As important as obtaining a set of parameters corresponding to a model able to describe the experimental data is to ensure, with a certain statistical probability, that the analysis is correct. Often, this is a complicated task. AFFINImeter´s philosophy is to make things simple. We have developed a number of mathematical and statistical tools that are useful to assess how robust your analysis is.
The next paragraphs will explain the meaning of some parameters implemented in AFFINImeter and how to interpret them in terms of the quality of the analysis.
What is the meaning of Standard errors in AFFINImeter?
Standard errors come from the variance-covariance matrix obtained from the partial derivatives of the objective function with respect to the fitting parameters. These are the errors commonly determined in nonlinear fitting algorithms based on derivatives, such as the Levenberg-Marquardt method that we employ in combination with the Simulated Annealing method to optimize the efficiency of the minimization process.
What is the meaning of Statistical errors in AFFINImeter?
Statistical errors are determined from the standard deviation of the parameters obtained by repeating the fitting as many times as experimental points are available in the target data series, each time ignoring one point in these extra fittings. For instance, in a binding isotherm consisting of 30 points, all of them are employed in the main minimization process (weighted by their corresponding uncertainty). The resulting parameters are used as seeds for 30 independent fittings (of 29 points each) where the data points are sequentially removed one at a time.
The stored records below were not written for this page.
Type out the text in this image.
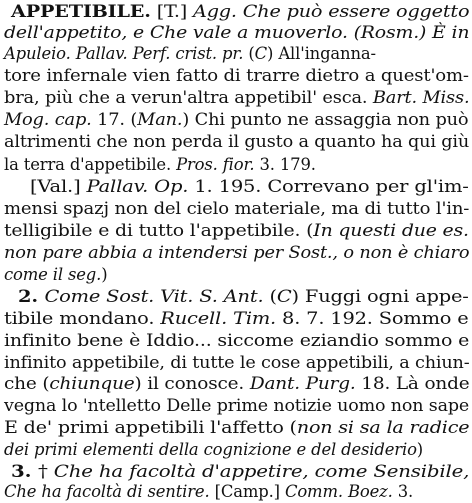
APPETIBILE. [T.] Agg. Che può essere oggetto
dell'appetito, e Che vale a muoverlo. (Rosm.) È in
Apuleio. Pallav. Perf. crist. pr. (C) All'inganna-
tore infernale vien fatto di trarre dietro a quest'om-
bra, più che a verun'altra appetibil' esca. Bart. Miss.
Mog. cap. 17. (Man.) Chi punto ne assaggia non può
altrimenti che non perda il gusto a quanto ha qui giù
la terra d'appetibile. Pros. fior. 3. 179.
[Val.] Pallav. Op. 1. 195. Correvano per gl'im-
mensi spazj non del cielo materiale, ma di tutto l'in-
telligibile e di tutto l'appetibile. (In questi due es.
non pare abbia a intendersi per Sost., o non è chiaro
come il seg.)
2. Come Sost. Vit. S. Ant. (C) Fuggi ogni appe-
tibile mondano. Rucell. Tim. 8. 7. 192. Sommo e
infinito bene è Iddio... siccome eziandio sommo e
infinito appetibile, di tutte le cose appetibili, a chiun-
che (chiunque) il conosce. Dant. Purg. 18. Là onde
vegna lo 'ntelletto Delle prime notizie uomo non sape
E de' primi appetibili l'affetto (non si sa la radice
dei primi elementi della cognizione e del desiderio)
3. † Che ha facoltà d'appetire, come Sensibile,
Che ha facoltà di sentire. [Camp.] Comm. Boez. 3.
In this case, AFFINImeter gets 30 independent solutions for each parameter (in addition to the one provided by the main fitting). The removal of the points that weight a lot in the fittings induces a significant change in the parameters that, in its turn, increases the standard deviation (the statistical error in AFFINImeter). This is the so-called Jackknife method.
By default, the statistical uncertainties are activated in AFFINImeter but we do provide also the standard errors in order to have a useful alternative value for the uncertainty of the fitting parameters.
What is the meaning of Local Minima table in AFFINImeter?
Additional useful information to be considered in the resulting analysis with AFFINImeter is the local minima table. This table provides an estimation on how the results obtained depend on the initial values (seeds) of the fitting algorithm. AFFINImeter executes several minimizations runs (20 by default) for each analysis and it selects the values that provide the best fitting (lowest c2 value). A robust fitting is achieved when the same results are reached independently of the random initial seeds. If the local minima table shows different results for the different runs of the algorithm with similar c2 values, the analysis is probably overparameterized. In that case, it will necessary to simplify the model, thus reducing the number of fitting variables, or to include additional data series for a global fitting, thus reducing the number of degrees of freedom in the analysis.